The social security system was originally implemented in 1940, and was revised and amended by law in 1966, 1989, and 1991. The system covers medical care, maternity benefits, incapacity and invalidity, retirement and survivors' pensions, burial costs, and a marriage bonus. These programs exclude temporary and casual workers; self-employed; and domestic workers. The employer is assessed about 5% on average of each employee's salary, with the worker paying about 2%. Old age pensions are provided at age 60 for men and age 55 for women, with early retirement permitted for those in arduous occupations. Medical coverage is financed by an additional contribution of about 2% from employees and about 3.5% by employers. Unemployment benefits are paid for a period of 26 weeks. Maternity coverage is for 67% of earnings for up to six months.
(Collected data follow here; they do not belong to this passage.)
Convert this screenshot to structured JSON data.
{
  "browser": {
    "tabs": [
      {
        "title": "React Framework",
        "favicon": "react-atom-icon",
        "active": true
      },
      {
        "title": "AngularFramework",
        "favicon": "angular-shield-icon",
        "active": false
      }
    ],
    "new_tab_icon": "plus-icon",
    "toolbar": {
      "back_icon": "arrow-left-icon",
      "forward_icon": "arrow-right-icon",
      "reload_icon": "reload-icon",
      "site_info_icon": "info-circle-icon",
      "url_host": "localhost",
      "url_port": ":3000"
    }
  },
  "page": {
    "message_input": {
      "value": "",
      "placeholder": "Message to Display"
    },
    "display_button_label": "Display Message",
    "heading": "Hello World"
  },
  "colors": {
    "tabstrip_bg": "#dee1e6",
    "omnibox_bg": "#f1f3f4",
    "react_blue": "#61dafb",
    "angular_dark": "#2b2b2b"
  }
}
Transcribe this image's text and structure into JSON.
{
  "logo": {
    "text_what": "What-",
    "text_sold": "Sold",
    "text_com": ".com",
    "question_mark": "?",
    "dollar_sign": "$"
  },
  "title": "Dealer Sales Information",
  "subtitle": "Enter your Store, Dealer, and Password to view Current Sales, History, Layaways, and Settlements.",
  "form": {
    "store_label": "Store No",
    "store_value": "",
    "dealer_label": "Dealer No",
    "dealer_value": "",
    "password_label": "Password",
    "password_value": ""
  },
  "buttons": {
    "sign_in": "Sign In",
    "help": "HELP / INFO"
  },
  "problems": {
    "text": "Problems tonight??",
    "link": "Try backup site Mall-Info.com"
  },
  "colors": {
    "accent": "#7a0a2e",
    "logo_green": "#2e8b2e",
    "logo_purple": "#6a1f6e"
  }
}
A new private system is being enacted to replace this program. Unemployment and health programs will also be overhauled.

The constitution provides for sexual equality but women are still underrepresented in political and economic life. Women are protected by legislation that prohibits discrimination in pay or working conditions, but these are not always observed in practice. Women make up approximately half of university students and pursue professions traditionally dominated by men.

The National Institute for Women provides assistance in the economic advancement for women. Domestic abuse and violence against women has been aggravated by the nation's economic difficulties. Police are hesitant to intervene in domestic situations, and rape remains difficult to prove under current law.

Approximately 25 indigenous ethnic groups exist in Venezuela. They have limited decision-making power on issues that directly affect their land. Few have been granted legal title to their lands. The human rights situation is poor, with reports of extrajudicial killings, arbitrary detentions, and the abuse of detainees. Human rights organizations operate openly. Prisons are regularly the sites of murderous violence.